Ci racconti il passaggio dalla mancata laurea al turbolento mondo del teatro?
Quando avevo 20 anni ero deluso dalla politica, quindi feci la domanda di anticipo per il militare. Finito questo percorso di un anno, non ho proseguito agraria e ho tentato l’esame alla scuola del Piccolo Teatro. Lo feci di nascosto, perché non pensavo mi avrebbero preso, e invece sono stato accettato.
A quali film di agenti segreti ti sei ispirato per scrivere il tuo romanzo?
Come film posso citarti tutta la serie di 007, ma al di là dei film, la storia trae ispirazione da un nostro amico, che ha scoperto in età adulta che suo padre era un agente segreto dell’MI6.
Hai mai desiderato di essere invisibile o di mettere in qualche modo in pausa la tua notorietà?

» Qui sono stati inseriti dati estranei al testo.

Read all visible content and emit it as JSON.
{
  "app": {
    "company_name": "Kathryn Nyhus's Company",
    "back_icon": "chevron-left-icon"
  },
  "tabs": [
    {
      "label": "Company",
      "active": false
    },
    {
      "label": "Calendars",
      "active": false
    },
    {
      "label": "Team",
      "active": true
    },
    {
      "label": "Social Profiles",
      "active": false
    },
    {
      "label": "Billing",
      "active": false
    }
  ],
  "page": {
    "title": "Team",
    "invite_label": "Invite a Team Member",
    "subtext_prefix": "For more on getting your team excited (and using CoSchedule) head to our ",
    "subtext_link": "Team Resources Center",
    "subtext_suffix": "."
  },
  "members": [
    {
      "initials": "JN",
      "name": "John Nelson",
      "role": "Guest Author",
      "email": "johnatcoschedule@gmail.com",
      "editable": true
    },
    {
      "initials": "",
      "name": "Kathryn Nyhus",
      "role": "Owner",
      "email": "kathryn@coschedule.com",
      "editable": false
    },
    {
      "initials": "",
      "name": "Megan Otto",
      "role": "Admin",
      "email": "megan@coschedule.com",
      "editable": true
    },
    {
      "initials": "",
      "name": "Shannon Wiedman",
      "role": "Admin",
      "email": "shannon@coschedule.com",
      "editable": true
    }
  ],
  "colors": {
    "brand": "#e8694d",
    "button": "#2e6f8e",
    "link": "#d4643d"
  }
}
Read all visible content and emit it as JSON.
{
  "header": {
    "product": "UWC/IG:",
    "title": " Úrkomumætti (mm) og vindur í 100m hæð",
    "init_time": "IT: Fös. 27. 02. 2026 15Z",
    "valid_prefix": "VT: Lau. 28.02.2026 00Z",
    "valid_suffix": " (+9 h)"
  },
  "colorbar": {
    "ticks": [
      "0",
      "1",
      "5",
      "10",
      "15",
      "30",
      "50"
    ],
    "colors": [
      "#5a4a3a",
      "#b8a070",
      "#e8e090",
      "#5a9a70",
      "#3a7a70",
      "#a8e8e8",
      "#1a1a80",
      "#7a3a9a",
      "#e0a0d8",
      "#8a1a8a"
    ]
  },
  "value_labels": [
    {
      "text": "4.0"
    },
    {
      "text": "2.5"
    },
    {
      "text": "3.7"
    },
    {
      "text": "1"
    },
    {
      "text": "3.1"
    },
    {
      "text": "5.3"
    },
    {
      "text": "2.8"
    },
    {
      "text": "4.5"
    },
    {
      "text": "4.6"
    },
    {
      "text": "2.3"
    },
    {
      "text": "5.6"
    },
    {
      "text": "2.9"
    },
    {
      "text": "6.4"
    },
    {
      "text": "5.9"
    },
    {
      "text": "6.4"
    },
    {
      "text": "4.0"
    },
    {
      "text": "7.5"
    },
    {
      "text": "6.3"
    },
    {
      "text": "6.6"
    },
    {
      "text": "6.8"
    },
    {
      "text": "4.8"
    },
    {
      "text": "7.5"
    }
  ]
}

Sì, di diventare invisibile e scomparire l’ho desiderato abbastanza. Nel romanzo questo è un desiderio del protagonista, ma in realtà è comune anche tra di noi. Il romanzo per un po’ ha un ritmo lento, poi ad un certo punto prende una piega diversa e tutto precipita; proprio in questo punto, dove le vicende diventano vera e propria azione, c’è questo incrocio tra il desiderio della fama e quello di scomparire.